Forgiveness is a rare thing because it is something that the world has never offered. 

The world offers excuses, and excuses don't account for what is innately inexcusable in the heart of all men.  It can pardon a murderer, but it can't account for the deeper, darker root of sin in his heart because it does not understand its own depravity.  "Everyone makes mistakes."  But why?!  It is not enough to redeem a man by excusing him from his mistakes.

God could care less about action then the state of the heart behind those actions.  Skeptics of the Bible often argue that Christians don't keep to Old Testament law or that Old Testament law doesn't apply anymore because Jesus abolished that law (which is not true because even Jesus himself said that wasn't the case in Matthew 5:17-20).

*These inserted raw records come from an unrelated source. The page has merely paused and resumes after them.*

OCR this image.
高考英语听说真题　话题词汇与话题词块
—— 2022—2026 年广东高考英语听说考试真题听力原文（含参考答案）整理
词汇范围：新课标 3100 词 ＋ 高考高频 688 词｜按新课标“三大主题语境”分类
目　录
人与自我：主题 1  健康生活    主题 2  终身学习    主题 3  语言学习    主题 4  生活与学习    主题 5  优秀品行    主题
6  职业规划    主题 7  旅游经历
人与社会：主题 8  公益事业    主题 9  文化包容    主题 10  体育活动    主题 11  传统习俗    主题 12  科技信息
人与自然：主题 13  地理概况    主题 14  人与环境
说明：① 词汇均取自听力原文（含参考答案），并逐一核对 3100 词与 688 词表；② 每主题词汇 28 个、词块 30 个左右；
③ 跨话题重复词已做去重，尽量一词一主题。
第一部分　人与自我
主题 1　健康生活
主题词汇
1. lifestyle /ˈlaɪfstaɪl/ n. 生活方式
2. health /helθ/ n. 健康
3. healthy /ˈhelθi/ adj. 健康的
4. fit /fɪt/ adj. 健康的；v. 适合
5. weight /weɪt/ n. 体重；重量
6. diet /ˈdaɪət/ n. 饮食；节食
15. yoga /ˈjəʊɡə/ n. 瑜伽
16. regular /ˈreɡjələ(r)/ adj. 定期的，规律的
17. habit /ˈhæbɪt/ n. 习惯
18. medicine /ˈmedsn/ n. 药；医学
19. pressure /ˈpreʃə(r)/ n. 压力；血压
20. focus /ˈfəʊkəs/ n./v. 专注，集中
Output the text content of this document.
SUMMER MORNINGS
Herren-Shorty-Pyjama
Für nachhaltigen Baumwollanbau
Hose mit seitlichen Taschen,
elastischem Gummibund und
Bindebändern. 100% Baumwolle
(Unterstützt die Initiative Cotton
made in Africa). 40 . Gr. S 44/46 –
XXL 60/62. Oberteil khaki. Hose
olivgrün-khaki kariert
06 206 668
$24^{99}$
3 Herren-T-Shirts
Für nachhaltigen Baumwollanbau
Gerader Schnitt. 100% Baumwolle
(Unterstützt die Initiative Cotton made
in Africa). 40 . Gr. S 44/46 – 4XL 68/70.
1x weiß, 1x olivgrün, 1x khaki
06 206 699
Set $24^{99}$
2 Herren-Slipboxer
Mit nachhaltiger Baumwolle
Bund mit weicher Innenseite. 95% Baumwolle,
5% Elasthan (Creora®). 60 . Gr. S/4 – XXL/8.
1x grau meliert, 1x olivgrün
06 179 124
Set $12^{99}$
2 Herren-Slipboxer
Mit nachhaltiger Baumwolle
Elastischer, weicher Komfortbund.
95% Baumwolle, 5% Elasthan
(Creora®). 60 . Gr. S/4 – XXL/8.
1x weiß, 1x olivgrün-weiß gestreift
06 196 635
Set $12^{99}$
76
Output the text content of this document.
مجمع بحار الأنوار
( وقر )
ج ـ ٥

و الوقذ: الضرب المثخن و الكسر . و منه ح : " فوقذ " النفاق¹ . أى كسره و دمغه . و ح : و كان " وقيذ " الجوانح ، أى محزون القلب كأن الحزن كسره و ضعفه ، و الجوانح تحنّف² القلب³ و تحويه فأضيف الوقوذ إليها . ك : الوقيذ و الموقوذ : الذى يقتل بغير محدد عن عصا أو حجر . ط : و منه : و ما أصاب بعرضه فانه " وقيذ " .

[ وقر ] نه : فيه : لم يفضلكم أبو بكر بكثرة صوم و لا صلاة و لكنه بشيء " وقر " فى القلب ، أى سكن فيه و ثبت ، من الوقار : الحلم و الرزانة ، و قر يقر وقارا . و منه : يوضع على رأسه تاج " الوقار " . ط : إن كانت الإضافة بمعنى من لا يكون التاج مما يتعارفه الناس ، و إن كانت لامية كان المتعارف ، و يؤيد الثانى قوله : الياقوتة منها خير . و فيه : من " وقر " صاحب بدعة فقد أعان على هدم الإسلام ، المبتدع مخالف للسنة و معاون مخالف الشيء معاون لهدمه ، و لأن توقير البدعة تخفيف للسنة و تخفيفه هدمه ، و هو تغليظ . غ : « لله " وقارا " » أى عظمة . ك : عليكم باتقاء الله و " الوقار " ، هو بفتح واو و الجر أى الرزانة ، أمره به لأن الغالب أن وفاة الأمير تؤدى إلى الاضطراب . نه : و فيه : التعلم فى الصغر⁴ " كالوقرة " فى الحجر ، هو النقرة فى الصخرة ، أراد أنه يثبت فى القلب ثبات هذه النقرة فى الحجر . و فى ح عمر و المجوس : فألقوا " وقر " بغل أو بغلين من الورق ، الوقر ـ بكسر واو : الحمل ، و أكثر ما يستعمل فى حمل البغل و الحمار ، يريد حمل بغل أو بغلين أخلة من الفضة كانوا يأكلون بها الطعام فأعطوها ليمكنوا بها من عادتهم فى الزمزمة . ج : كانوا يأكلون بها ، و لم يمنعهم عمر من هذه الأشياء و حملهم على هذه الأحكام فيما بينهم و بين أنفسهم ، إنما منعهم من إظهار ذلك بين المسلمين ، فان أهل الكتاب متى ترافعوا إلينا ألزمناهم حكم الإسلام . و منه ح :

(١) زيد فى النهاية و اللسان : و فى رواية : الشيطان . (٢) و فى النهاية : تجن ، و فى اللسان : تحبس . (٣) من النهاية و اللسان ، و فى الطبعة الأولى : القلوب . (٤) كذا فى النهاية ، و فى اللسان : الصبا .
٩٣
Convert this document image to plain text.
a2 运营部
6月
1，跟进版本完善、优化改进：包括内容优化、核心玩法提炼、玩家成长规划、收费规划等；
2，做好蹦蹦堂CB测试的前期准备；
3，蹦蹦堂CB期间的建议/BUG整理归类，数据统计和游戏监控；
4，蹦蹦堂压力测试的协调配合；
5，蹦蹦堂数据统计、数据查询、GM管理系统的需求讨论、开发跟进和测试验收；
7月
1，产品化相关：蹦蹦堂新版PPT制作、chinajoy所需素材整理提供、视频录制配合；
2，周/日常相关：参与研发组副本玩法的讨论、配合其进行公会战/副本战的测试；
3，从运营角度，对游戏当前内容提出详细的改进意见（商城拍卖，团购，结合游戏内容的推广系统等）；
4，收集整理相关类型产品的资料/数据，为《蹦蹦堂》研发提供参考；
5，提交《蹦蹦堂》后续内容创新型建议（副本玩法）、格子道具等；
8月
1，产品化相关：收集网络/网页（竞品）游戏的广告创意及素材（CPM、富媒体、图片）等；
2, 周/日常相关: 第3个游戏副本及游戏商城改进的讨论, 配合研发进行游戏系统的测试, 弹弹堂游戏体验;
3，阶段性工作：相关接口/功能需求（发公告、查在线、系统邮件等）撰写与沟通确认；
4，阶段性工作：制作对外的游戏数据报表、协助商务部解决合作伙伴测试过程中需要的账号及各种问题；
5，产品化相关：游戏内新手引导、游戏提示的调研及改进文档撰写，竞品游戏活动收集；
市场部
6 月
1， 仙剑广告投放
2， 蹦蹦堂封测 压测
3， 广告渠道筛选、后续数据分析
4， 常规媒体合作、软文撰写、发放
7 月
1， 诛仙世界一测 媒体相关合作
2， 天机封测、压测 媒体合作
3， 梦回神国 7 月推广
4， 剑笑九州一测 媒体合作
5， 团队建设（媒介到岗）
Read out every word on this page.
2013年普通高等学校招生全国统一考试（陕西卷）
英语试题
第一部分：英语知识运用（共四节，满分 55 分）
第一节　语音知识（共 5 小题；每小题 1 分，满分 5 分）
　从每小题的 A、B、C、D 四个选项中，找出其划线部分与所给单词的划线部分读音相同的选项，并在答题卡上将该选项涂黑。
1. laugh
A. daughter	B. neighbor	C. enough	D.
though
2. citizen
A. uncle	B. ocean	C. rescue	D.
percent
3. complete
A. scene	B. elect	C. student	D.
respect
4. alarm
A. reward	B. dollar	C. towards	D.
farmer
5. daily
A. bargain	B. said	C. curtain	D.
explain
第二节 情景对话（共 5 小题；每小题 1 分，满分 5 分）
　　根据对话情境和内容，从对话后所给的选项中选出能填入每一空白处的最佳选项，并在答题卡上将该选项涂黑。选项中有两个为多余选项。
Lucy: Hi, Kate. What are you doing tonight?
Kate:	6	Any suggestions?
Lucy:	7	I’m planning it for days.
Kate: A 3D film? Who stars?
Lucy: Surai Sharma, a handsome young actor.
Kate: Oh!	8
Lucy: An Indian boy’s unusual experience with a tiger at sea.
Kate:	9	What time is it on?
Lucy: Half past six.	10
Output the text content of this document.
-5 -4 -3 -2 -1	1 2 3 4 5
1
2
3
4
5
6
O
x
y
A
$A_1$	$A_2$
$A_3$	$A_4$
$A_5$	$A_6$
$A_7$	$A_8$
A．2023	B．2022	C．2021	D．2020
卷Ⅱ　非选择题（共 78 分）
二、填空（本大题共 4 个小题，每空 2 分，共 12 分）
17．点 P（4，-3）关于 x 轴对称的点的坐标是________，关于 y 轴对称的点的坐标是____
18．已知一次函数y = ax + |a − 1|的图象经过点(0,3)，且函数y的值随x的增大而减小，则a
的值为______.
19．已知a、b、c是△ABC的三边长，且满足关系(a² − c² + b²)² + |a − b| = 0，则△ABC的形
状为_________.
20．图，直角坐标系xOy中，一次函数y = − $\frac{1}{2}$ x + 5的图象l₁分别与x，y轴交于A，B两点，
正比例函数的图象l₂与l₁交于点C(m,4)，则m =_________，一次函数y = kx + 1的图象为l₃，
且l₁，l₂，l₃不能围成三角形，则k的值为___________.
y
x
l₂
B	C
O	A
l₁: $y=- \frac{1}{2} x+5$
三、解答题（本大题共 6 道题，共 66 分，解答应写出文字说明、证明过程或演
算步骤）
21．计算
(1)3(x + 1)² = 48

On one hand, we are saved from God's law because that law is what reveals our depravity (Rom. 7:4-6).  God set a standard for holiness in the Old Testament that he commanded be obeyed to a T, all the while knowing that we couldn't (Rom. 3:23).  No one has understood or perceived of the greatness and power of his mercy and grace through Jesus Christ without first being convicted of one's shortcomings in upholding these standards no matter how hard one has tried.  This is the beginning of what is called repentance, a turning away from one's old, dead, sinful life to the reception of new, fulfilled life in Christ Jesus through whom we have righteousness that meets the standards of the Old Testament law (Gal. 2:20; 2 Cor. 5:17, 21).

On the other hand, Christians are not excused from the law.  Remember that Jesus did not abolish the law, but he fulfilled it, meaning that he lived the perfect life that we could not live on our own.  Because we are in him, the drive to pursue holiness by these standards changes the way we live, and it is constantly changing the way we live until the day we die or Jesus returns to take his followers home.  This is what the Bible calls "sanctification."  A constant transformation in heart and mind to the heart and mind of Christ to be obedient to the commands of God.

So, when I fail, when I fall short of the commands of God, I will strive to set the cross before me because there is nothing else to relieve me of shame, guilt, sadness, or darkness.  Defeat is burdensome for me without the forgiveness of God.  It's like trying to swim to the surface of the ocean with a millstone tied to my ankles.  On the cross, God did not only excuse my actions, but he forgave my inexcusable sin, the deepest dark of my heart.  No court of law or any man can do that apart from understanding the forgiveness of God first.

Forgiveness is a rare thing in this world because the world rarely acknowledges the cross.